E. coli p-aminobenzoate synthetase and anthranilate synthetase are structurally and genetically related enzymes that catalyze similar, but slightly different, reactions. Each enzyme is composed of two dissimilar subunits, one responsible for glutamine amidotransferase (GAT) activity, and the other responsible for the aromatization of chorismate. The difference in the products is the disposition of amino- and carboxy- substituents on a benzene ring. The subunits of PABS are encoded by pabA and pabB and the subunits of anthranilate synthetase are encoded by trpE and trpG. The nucleotide and amino acid sequences of these four genes have been determined, and clearly indicate divergence from a common ancestor. Similarity is approximately 30% between the large subunits and 45% between the small subunits of the enzymes. The GAT subunits perform identical functions, and differ only in the specific interactions with the appropriate large subunit. The nucleotide sequence of a GAT subunit that functions in both anthranilate and PABA synthesis in A. calcoaceticus has also been determined, and is very similar to the E. coli pabA sequence. The experiments in this proposal focus on the determination of specific differences between the pab and trp genes that are responsible for divergence of function. The experimental approaches include construction of hybrid genes by exploiting in vivo recombination and in vitro DNA replication techniques, in vitro inter- and intrageneric subunit exchange, in vitro mutagenesis, and analysis of second site reversions.
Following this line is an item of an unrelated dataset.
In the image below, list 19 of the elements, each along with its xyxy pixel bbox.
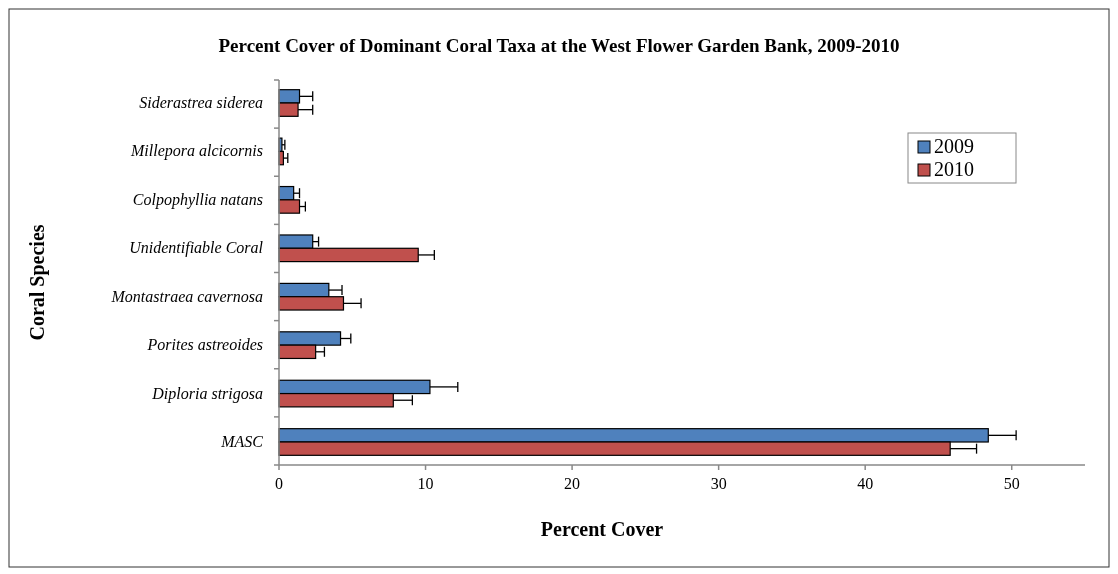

The results of the proposed studies will include information on the ways in which genes evolve from a common ancestor after a gene duplication event. The extent of total nucleotide and amino acid sequence divergence has been documented, and my aim is to determine the fraction of the divergence that is responsible for alteration of function. We will also gain insight into a mechanism in which biochemical specificity has been maintained while function has diverged. The approach and methodology are unique in that a functional determination of the consequences of sequence divergence will accompany a descriptive approach on the extent of sequence divergence.